The Ministry of Commerce (MoC) made the appeal on Wednesday since the work order cancellation or suspension has already unsettled the sector and forced many owners to lay off factories.
Several thousand poor workers lost their jobs in recent weeks, throwing their lives and livelihoods into dire uncertainty.
"I urge you…to take the initiatives to save the lives and livelihood of RMG workers, most of whom are women," commerce secretary Dr Jafar Uddin wrote in a letter to Bernd Lange, member of the European Parliament and chair of the committee of international trade.
He referred to a recent meeting of the committee, where Kathleen Van Brempt, a member of parliament, asked the trade commissioner what the EU will be doing about the cancellation of orders by the European brands, which have already been produced in countries like Bangladesh.
"Such unbearable and uncompassionate action by some European apparel businesses does not go with the idea of ethical and value-based trade as propagated by the EU," the secretary said.
Dr Jafar also said that Bangladeshi apparel factories have remained "trusted and dependable" partners and suppliers to the European apparel brands for many decades.
At present, some four million workers employed in Bangladeshi clothing factories are the "most vulnerable" in the apparel supply chain, he noted.
Until April 29, some 1,150 apparel factories reported order cancellation or suspension of products worth $3.18 billion, according to the Bangladesh Garment Manufacturers and Exporters Association or BGMEA.
The Bangladesh Knitwear Manufacturers and Exporters Association or BKMEA said its 523 members, out of 833, reported order suspension or cancellation of $1.78 billion.

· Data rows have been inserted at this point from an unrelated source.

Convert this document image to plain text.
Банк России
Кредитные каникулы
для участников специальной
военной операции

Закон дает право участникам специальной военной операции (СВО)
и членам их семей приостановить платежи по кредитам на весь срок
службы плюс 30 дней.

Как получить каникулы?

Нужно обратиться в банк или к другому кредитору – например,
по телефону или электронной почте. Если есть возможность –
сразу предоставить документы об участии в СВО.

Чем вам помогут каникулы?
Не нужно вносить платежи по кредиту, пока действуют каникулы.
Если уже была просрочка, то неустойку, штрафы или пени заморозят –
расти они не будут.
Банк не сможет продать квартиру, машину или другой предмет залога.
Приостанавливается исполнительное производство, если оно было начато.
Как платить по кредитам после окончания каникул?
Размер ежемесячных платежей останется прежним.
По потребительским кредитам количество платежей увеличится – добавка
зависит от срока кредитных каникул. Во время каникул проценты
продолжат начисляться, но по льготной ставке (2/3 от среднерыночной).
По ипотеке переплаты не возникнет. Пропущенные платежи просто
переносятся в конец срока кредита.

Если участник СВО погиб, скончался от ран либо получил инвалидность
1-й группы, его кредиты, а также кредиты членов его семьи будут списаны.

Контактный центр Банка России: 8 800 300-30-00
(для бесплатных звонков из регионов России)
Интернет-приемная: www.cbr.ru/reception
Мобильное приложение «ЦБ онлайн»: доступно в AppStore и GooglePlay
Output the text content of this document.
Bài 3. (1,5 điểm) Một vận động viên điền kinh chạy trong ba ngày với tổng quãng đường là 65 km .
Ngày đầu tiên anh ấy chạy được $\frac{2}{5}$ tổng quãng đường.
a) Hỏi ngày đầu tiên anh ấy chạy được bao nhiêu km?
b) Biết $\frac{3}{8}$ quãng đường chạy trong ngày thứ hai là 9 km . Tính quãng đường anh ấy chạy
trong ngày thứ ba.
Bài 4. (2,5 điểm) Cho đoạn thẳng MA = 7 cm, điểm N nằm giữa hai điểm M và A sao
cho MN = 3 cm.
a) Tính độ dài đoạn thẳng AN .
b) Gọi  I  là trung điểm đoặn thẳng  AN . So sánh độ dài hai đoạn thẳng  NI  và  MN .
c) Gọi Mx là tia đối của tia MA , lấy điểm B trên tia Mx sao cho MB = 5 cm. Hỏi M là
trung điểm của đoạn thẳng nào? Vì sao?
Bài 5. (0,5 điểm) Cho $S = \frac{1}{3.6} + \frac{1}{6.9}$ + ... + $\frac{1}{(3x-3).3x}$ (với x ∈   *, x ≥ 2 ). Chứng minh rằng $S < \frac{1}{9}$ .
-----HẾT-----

First vice president of the BKMEA Mohammad Hatem told the FE on Thursday that factory owners are not hearing from the buyers about placing new orders or restoring the work orders, which were cancelled or put on hold.
"What we are doing now is making the shipment of the ready goods, which were produced before the buyers had started declaring work order cancellation or suspension," he said.
Many factories have raw materials and half-processed items worth millions of dollars on their premises. "The buyers are not saying anything about those. Those have become a big burden for us," said Mr Hatem.
Former BGMEA president Siddiqur Rahman echoed, but appeared hopeful of receiving new orders from the buyers in the coming weeks.
"They did not respond positively until now. But we are hopeful of a turnaround soon," he told the FE.